Par rapport aux conflits précédents, la galvanisation politique du conflit ukrainien parmi les alliés de la zone euro-atlantique pourrait attirer un soutien international significatif. D’autres commentateurs ont suggéré que les gains exceptionnels du secteur de l’énergie en Norvège et aux Pays-Bas pourraient également contribuer au financement de la reconstruction (24). Le gouvernement britannique a annoncé le 20 décembre 2022 que : « Notre Fonds international pour l’Ukraine, coprésidé par le Royaume-Uni et le Danemark, a reçu à ce jour des promesses de dons d’une valeur d’un demi-milliard de livres sterling et vient d’achever son premier cycle d’appels d’offres pour des capacités que nous prévoyons d’acquérir rapidement au cours de l’année à venir pour l’Ukraine (25). »
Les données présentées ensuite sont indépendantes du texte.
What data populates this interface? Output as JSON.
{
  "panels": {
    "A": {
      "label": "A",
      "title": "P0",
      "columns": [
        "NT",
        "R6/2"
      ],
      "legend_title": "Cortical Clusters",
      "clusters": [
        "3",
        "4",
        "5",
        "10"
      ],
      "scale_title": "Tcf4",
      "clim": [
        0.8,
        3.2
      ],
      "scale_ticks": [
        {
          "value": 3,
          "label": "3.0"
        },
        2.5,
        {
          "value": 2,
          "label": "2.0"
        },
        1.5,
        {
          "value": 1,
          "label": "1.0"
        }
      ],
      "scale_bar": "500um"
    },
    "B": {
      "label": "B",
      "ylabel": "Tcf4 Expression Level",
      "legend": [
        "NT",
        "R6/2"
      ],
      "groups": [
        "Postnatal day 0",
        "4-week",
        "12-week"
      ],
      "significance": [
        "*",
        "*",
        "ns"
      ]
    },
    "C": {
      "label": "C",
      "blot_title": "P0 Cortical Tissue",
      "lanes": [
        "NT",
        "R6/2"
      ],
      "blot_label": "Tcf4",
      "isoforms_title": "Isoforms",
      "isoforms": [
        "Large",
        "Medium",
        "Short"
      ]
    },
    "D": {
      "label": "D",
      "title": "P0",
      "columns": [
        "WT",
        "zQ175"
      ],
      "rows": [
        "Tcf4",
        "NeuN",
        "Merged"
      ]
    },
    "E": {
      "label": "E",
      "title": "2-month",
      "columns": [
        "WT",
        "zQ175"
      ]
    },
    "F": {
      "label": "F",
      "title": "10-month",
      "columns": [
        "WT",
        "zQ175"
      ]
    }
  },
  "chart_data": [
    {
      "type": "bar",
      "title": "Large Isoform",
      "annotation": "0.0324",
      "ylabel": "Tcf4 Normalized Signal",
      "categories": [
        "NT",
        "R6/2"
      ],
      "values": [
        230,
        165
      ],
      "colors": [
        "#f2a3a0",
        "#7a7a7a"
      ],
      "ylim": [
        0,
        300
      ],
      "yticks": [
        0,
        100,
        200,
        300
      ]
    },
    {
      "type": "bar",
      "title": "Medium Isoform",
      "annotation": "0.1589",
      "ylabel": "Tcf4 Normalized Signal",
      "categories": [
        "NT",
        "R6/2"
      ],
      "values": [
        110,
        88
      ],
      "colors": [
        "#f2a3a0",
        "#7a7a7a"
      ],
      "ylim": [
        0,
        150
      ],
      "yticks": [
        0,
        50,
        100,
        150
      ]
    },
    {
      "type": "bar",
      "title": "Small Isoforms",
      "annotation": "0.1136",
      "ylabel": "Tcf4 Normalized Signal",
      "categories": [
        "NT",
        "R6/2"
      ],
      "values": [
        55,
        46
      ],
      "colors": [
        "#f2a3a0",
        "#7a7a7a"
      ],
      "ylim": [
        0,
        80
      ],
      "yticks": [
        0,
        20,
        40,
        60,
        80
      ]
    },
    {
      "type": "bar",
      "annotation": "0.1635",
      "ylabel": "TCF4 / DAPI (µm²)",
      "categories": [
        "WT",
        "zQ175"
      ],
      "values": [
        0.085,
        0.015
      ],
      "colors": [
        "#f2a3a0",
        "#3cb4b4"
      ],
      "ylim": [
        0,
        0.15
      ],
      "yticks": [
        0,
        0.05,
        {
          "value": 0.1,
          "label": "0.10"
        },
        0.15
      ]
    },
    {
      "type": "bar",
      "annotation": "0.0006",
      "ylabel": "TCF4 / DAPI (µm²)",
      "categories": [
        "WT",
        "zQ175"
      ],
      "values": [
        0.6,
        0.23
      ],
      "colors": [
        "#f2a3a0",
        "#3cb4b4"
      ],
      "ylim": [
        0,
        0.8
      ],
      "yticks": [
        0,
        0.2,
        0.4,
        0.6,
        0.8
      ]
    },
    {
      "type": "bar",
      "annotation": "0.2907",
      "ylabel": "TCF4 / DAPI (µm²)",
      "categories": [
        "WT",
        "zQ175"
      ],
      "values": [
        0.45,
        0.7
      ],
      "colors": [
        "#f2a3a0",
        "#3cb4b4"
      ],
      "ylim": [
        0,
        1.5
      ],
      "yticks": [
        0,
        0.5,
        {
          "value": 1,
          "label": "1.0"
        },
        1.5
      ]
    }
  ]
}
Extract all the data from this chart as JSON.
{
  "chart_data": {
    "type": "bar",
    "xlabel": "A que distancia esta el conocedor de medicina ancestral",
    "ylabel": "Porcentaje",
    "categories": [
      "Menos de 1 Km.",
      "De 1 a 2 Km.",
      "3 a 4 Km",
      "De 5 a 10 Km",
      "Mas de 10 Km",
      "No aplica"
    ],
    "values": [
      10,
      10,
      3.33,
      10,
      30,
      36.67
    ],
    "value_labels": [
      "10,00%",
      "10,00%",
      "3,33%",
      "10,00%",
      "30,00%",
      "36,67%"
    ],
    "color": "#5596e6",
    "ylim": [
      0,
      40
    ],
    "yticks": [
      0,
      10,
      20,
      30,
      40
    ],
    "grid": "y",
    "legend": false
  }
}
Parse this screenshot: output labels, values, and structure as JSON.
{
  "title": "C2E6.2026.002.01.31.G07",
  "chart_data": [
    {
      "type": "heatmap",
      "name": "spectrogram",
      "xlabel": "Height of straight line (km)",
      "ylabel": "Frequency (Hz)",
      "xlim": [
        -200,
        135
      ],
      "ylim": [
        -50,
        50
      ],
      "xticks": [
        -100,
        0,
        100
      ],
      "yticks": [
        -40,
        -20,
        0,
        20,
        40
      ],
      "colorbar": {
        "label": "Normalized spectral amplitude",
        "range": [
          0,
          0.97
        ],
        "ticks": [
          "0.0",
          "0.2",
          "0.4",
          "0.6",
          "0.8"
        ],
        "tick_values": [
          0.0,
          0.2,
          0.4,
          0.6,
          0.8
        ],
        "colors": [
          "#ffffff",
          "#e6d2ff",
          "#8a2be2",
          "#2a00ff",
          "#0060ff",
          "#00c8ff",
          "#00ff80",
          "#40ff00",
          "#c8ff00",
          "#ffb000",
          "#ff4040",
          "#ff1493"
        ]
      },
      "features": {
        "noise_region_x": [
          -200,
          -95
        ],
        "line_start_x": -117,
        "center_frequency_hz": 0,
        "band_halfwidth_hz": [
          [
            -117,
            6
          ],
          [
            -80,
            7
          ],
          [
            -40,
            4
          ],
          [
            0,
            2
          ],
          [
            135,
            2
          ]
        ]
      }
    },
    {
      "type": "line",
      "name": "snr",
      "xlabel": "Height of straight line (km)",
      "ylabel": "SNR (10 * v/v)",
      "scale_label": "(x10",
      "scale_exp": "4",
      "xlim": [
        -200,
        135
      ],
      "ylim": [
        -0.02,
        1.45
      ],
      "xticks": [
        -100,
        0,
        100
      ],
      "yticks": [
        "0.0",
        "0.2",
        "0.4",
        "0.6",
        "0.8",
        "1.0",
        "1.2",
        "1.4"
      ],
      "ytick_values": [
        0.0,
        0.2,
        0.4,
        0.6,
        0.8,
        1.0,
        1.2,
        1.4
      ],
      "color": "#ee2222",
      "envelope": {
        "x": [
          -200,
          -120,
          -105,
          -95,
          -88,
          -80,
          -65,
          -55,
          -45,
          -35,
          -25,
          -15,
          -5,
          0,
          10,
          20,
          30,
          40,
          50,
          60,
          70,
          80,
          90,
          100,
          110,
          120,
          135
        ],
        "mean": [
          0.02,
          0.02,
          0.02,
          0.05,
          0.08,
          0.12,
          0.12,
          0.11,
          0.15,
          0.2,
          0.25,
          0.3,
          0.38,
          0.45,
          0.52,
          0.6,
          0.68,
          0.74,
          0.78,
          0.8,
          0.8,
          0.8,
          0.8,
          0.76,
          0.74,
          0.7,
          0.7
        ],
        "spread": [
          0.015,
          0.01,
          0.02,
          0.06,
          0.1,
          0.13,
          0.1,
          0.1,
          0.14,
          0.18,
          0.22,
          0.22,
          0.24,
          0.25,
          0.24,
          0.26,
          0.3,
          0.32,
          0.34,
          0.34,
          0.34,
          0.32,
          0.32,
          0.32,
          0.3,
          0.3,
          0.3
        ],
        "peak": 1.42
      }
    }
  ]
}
Répartition des coûts pour le redressement de l’Ukraine
Il serait assez logique de plaider en faveur d’une répartition politiquement et économiquement acceptable de la contribution au redressement de l’Ukraine, préconisant que l’essentiel des dépenses de défense soit supporté par l’Ukraine. Avec une réduction anticipée de son PIB, l’Ukraine n’a qu’à dépenser « relativement peu » pour atteindre les 2 % du PIB consacrés à sa défense, comme l’ont décidé les ministres de la Défense de l’Otan lors du Sommet de Riga en 2006 (26). Le ministère britannique de la Défense (MoD) indique également que l’inflation des dépenses de défense augmente plus rapidement que l’inflation commerciale, ce qui signifie que le Royaume-Uni devrait dépenser 3,5 % de plus que son budget actuel pour suivre le rythme de l’inflation commerciale (27). Il convient par conséquent de trouver un équilibre entre le financement de la future armée ukrainienne et la poursuite des dons en nature. Les pays donateurs pourraient préférer cette dernière solution, car elle permettrait de renouveler leur propre équipement de défense et stimuler leur propre Base industrielle et technologique de défense (BITD). Cela pourrait toutefois exacerber les problèmes d’interopérabilité déjà existants, en Ukraine (il existe actuellement 15 types d’obus de 155 mm utilisés en Ukraine (28)).
De même, les investissements et les dons étrangers sont susceptibles d’être mieux perçus par l’opinion publique s’ils se concentrent sur la reconstruction dans des domaines non liés à la défense, comme les secteurs de l’éducation et de la santé. Ces contributions peuvent être considérées comme des investissements pragmatiques visant à accélérer l’intégration de l’Ukraine dans l’UE (conformément aux critères de Copenhague) et son alignement sur les États occidentaux (29). Les principes de Lugano régissent les critères applicables aux dons et aux investissements en Ukraine. Ces critères obligatoires s’appliquent à l’ensemble de la reconstruction, y compris aux forces armées. Les principaux points sont la responsabilité et la transparence, l’égalité des sexes, la durabilité et le partenariat. L’accent actuellement mis au sein des forces armées occidentales sur l’égalité, les références environnementales et la constitution d’alliances est un autre vecteur par lequel l’armée ukrainienne pourrait servir de modèle pour la reconstruction de l’Ukraine.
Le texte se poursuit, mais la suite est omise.